As I recall, the Sheriff's Office was required to produce all tips that were not still under investigation. Since Roy Kronk later discovered the remains in December 2008, his "tips" were more than likely still under investigation.
Well, when push comes to shove, the judge didn't even bother with ruling on this motion. He indicated to Jose Baez that he could go down to the Sheriff's office and pay the outstanding $1500 and get the tips. Baez claimed that Casey was indigent and couldn't afford them. The judge then reminded him that he allocated funds for public records requests and allowed him up to $2000 for the tips and he'd better be able to justify the expense if he wanted more funds from the JAC. I'm betting that he sends someone down to finish going over the tips and pays for the Roy Kronk tips.
As for the infamous e-mail, the defense already has it and, as Drane Burdick pointed out, was not a tip!
I'd like to give the defense a "win" on this one, but they only are getting what they already had. They just have to pay for them. Since they have funds available, we won't get to hear any more motions on this issue!
Defense ?? State 3
The last motion up for discussion was the defense motion for additional discovery. There was an interesting exchange at the beginning of this portion of the hearing. Jeff Ashton objected early on and indicated that he had not received Baez' Excel spreadsheet presentation until two days ago.
Baez told Ashton he'd like to argue his motion in his own way! There then followed and rambling discussion about scientific research, Dr. Arpad Vass, etc. etc. There was mention of novel science, etc. etc. There was mention of a wire article about the search for bodies in the Manson case which was done a while back.
Judge Perry made a rather strong mention asking if this wire article was from a learned treatise or scholarly book. Nope! An article...
Perry also asked Baez why the defense was asking for this information prior to deposing Dr. Vass. He indicated that this information should be brought up at a Frye hearing.
Baez basically said in more than so many words that he wanted the information prior to the deposition, scheduled for July, so that the defense could ask intelligent questions.
Perry explained that the State had yet to state which documents they intended to use at trial. He used an example from the DEA, where the state was not in constructive possession and did not have a "compact" with the DEA to obtain the documents. In addition, the information that the defense wants is proprietary information and cited a case which deals with breatholizer codes. He asked Baez what authority he could state where he could make the State produce these documents which might be produced in civil litigation (I'm assuming where the information is the focus of the case). He also said that if there were some "quackery" involved in the information which could cause a conviction to be overturned!
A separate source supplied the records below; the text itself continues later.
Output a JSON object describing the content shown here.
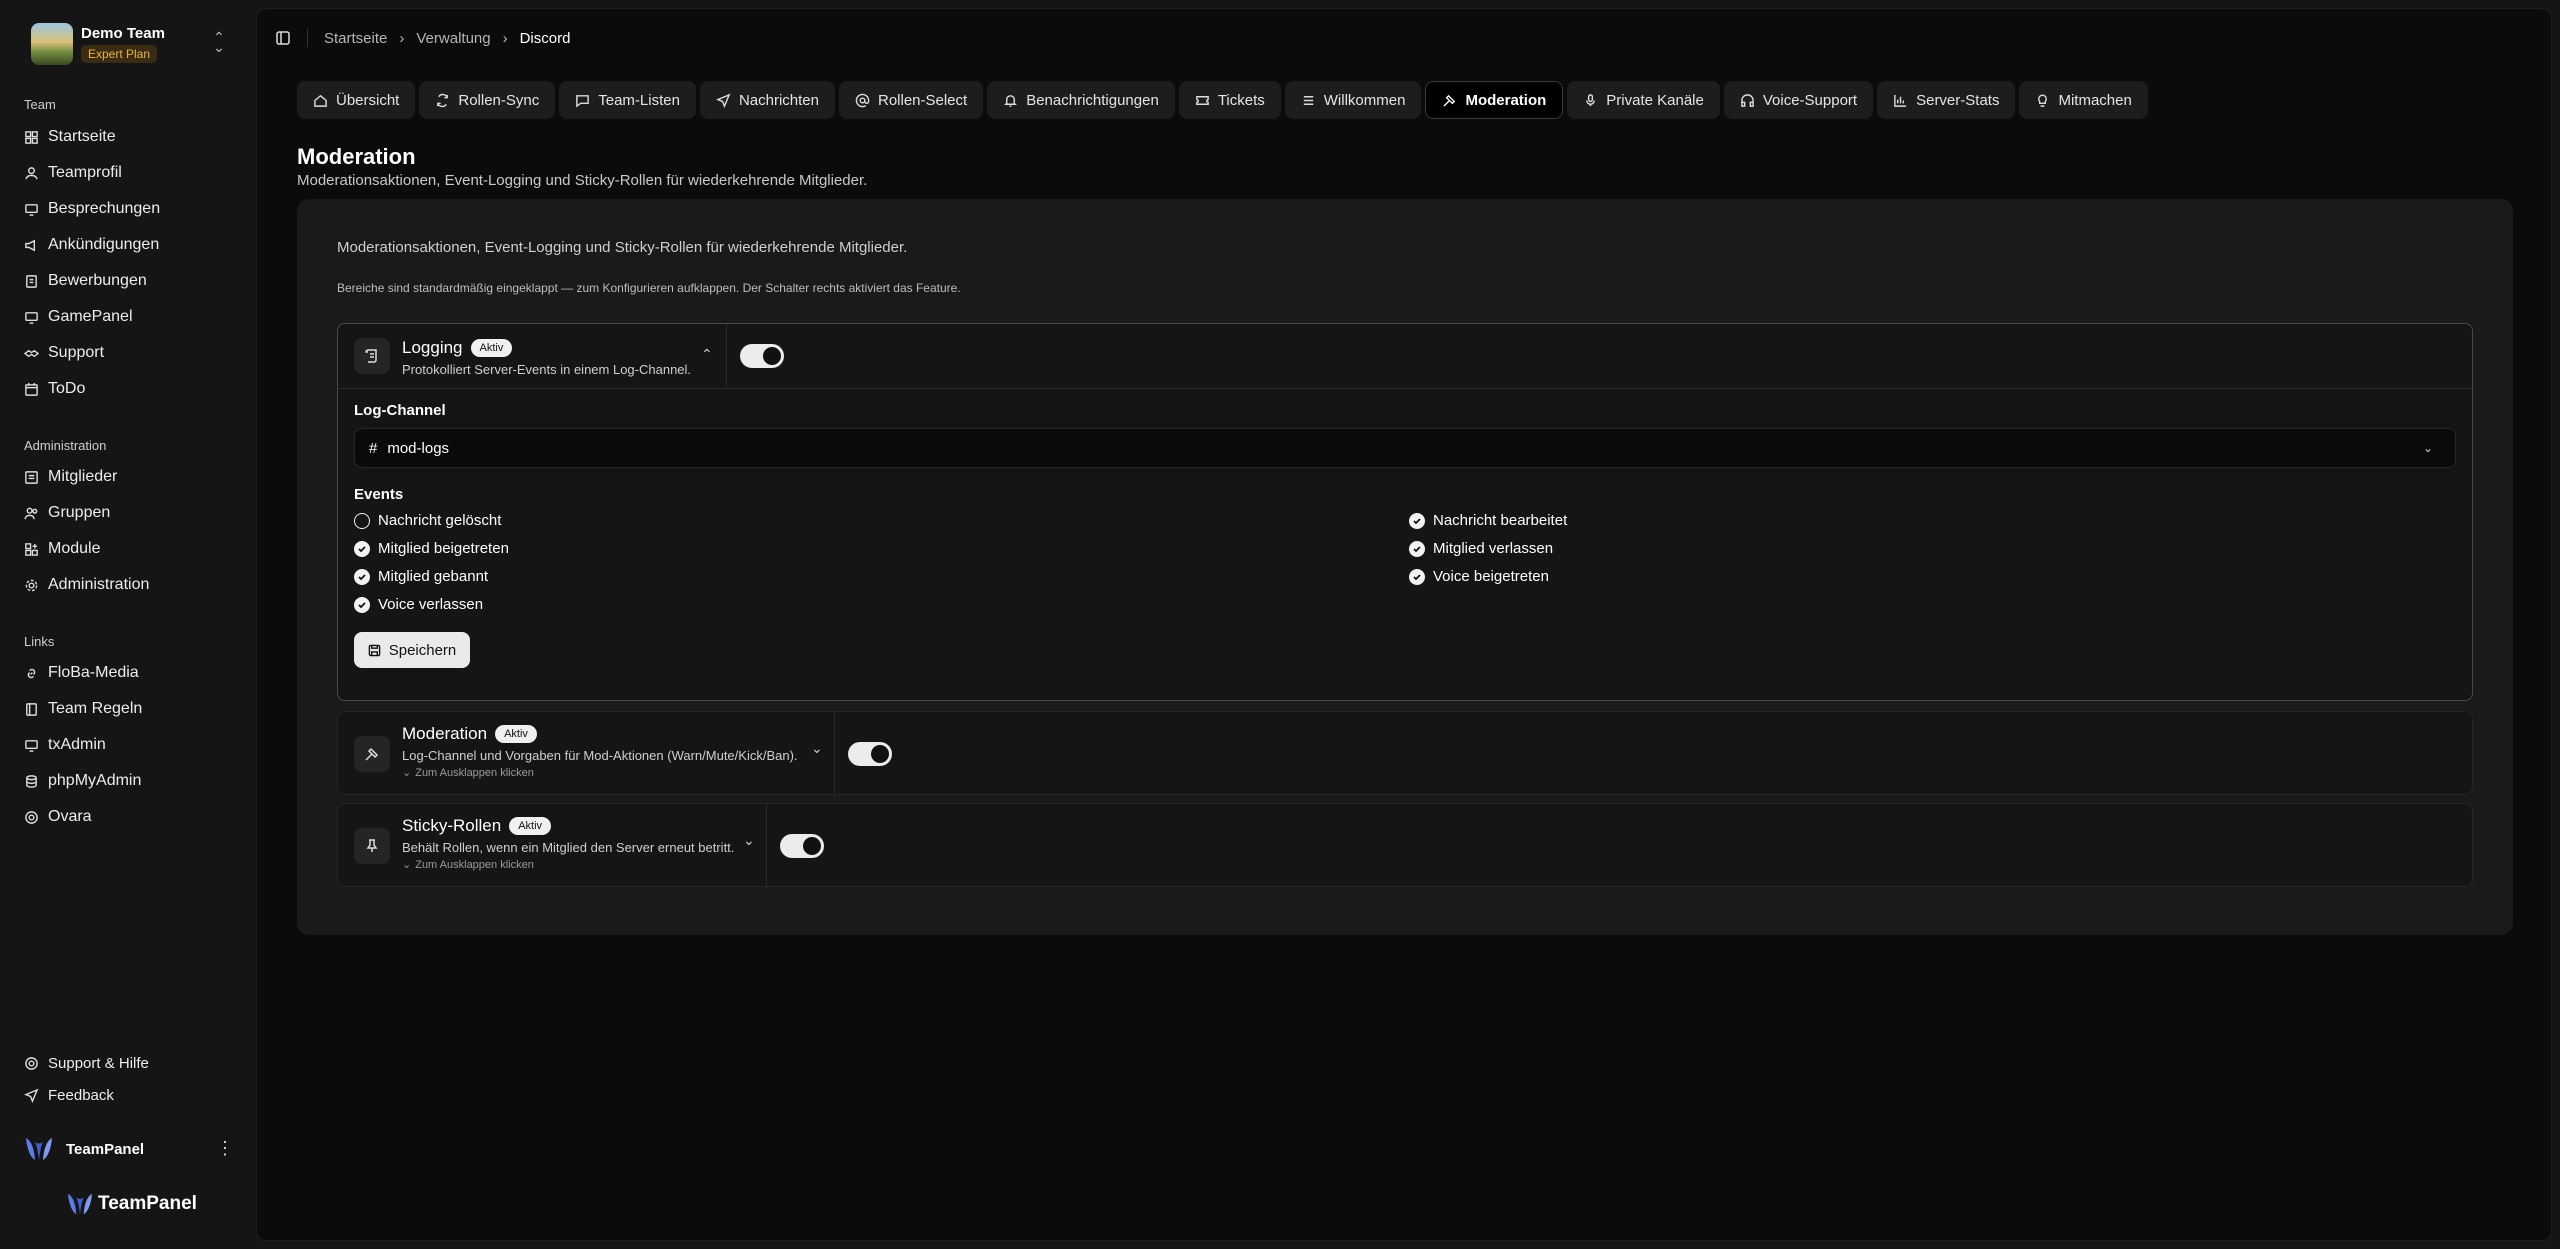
{
  "team": {
    "name": "Demo Team",
    "plan": "Expert Plan"
  },
  "sidebar": {
    "sections": [
      {
        "title": "Team",
        "items": [
          {
            "label": "Startseite",
            "icon": "home-grid-icon"
          },
          {
            "label": "Teamprofil",
            "icon": "user-icon"
          },
          {
            "label": "Besprechungen",
            "icon": "monitor-icon"
          },
          {
            "label": "Ankündigungen",
            "icon": "megaphone-icon"
          },
          {
            "label": "Bewerbungen",
            "icon": "document-icon"
          },
          {
            "label": "GamePanel",
            "icon": "monitor-icon"
          },
          {
            "label": "Support",
            "icon": "handshake-icon"
          },
          {
            "label": "ToDo",
            "icon": "calendar-icon"
          }
        ]
      },
      {
        "title": "Administration",
        "items": [
          {
            "label": "Mitglieder",
            "icon": "list-icon"
          },
          {
            "label": "Gruppen",
            "icon": "users-icon"
          },
          {
            "label": "Module",
            "icon": "modules-icon"
          },
          {
            "label": "Administration",
            "icon": "gear-icon"
          }
        ]
      },
      {
        "title": "Links",
        "items": [
          {
            "label": "FloBa-Media",
            "icon": "link-icon"
          },
          {
            "label": "Team Regeln",
            "icon": "book-icon"
          },
          {
            "label": "txAdmin",
            "icon": "monitor-icon"
          },
          {
            "label": "phpMyAdmin",
            "icon": "database-icon"
          },
          {
            "label": "Ovara",
            "icon": "circle-icon"
          }
        ]
      }
    ],
    "footer": {
      "support": "Support & Hilfe",
      "feedback": "Feedback"
    },
    "user": "TeamPanel",
    "brand": "TeamPanel"
  },
  "breadcrumb": {
    "items": [
      "Startseite",
      "Verwaltung"
    ],
    "current": "Discord"
  },
  "tabs": [
    "Übersicht",
    "Rollen-Sync",
    "Team-Listen",
    "Nachrichten",
    "Rollen-Select",
    "Benachrichtigungen",
    "Tickets",
    "Willkommen",
    "Moderation",
    "Private Kanäle",
    "Voice-Support",
    "Server-Stats",
    "Mitmachen"
  ],
  "active_tab": "Moderation",
  "page": {
    "title": "Moderation",
    "subtitle": "Moderationsaktionen, Event-Logging und Sticky-Rollen für wiederkehrende Mitglieder.",
    "panel_desc": "Moderationsaktionen, Event-Logging und Sticky-Rollen für wiederkehrende Mitglieder.",
    "panel_hint": "Bereiche sind standardmäßig eingeklappt — zum Konfigurieren aufklappen. Der Schalter rechts aktiviert das Feature."
  },
  "logging": {
    "title": "Logging",
    "badge": "Aktiv",
    "desc": "Protokolliert Server-Events in einem Log-Channel.",
    "enabled": true,
    "channel_label": "Log-Channel",
    "channel": "mod-logs",
    "events_label": "Events",
    "events": [
      {
        "label": "Nachricht gelöscht",
        "checked": false
      },
      {
        "label": "Nachricht bearbeitet",
        "checked": true
      },
      {
        "label": "Mitglied beigetreten",
        "checked": true
      },
      {
        "label": "Mitglied verlassen",
        "checked": true
      },
      {
        "label": "Mitglied gebannt",
        "checked": true
      },
      {
        "label": "Voice beigetreten",
        "checked": true
      },
      {
        "label": "Voice verlassen",
        "checked": true
      }
    ],
    "save_label": "Speichern"
  },
  "moderation": {
    "title": "Moderation",
    "badge": "Aktiv",
    "desc": "Log-Channel und Vorgaben für Mod-Aktionen (Warn/Mute/Kick/Ban).",
    "expand": "Zum Ausklappen klicken",
    "enabled": true
  },
  "sticky": {
    "title": "Sticky-Rollen",
    "badge": "Aktiv",
    "desc": "Behält Rollen, wenn ein Mitglied den Server erneut betritt.",
    "expand": "Zum Ausklappen klicken",
    "enabled": true
  }
}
This motion was also denied. The defense will have to find its way around all the problems in their own way, obviously!
Defense ?? State 4
It's obvious Judge Perry is annoyed with the pace of the trial. In his opinion, the case should be 98% complete at this point. Ever the diplomat, he indicated to both the defense and the prosecution that they needed to obey the deadlines in the case, and not for the first time. We know that this particular comment was aimed at the defense!
Watch the hearing here:
Listening to the discussion on InSession this morning, I learned a little about grand jury witnesses.
The laws vary from state-to-state concerning whether or not a grand jury witness may discuss his/her testimony.
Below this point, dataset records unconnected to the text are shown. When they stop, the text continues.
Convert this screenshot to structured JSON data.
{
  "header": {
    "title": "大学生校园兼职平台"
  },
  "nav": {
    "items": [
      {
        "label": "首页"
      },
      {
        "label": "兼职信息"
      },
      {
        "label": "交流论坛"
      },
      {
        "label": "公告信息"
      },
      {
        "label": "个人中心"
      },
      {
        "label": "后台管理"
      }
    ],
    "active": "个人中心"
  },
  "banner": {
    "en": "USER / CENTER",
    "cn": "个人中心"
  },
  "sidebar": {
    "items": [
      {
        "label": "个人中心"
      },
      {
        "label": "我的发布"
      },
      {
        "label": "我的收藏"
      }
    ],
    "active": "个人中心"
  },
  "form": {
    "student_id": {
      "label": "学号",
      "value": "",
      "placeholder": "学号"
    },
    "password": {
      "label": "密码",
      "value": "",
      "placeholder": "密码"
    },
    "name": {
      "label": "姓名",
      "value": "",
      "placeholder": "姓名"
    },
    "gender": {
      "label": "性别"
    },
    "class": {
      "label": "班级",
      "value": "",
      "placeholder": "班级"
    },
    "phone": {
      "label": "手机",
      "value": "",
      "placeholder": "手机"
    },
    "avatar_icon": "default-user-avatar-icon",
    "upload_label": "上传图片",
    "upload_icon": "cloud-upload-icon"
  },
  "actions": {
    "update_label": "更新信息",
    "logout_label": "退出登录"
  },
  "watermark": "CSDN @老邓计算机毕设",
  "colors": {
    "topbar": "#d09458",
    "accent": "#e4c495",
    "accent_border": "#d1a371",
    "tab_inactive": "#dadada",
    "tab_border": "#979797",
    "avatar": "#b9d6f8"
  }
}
Florida is a state where a witness may NOT discuss their testimony with anyone. That explains why George Anthony's testimony is so important to the defense. They can ask him, but he can't answer!
Also, there's something interesting at the end of the hearing. Jose Baez was complaining about all the witnesses the state was adding. Judge Perry indicated that the deadline is August 31. We're at June 1 now!
Oh, and Linda Drane Burdick has even a bigger problem! She has virtually NO witness list! Two years in, and the defense has only submitted a limited list of about 3 experts. Otherwise, it mirrors the State witness list.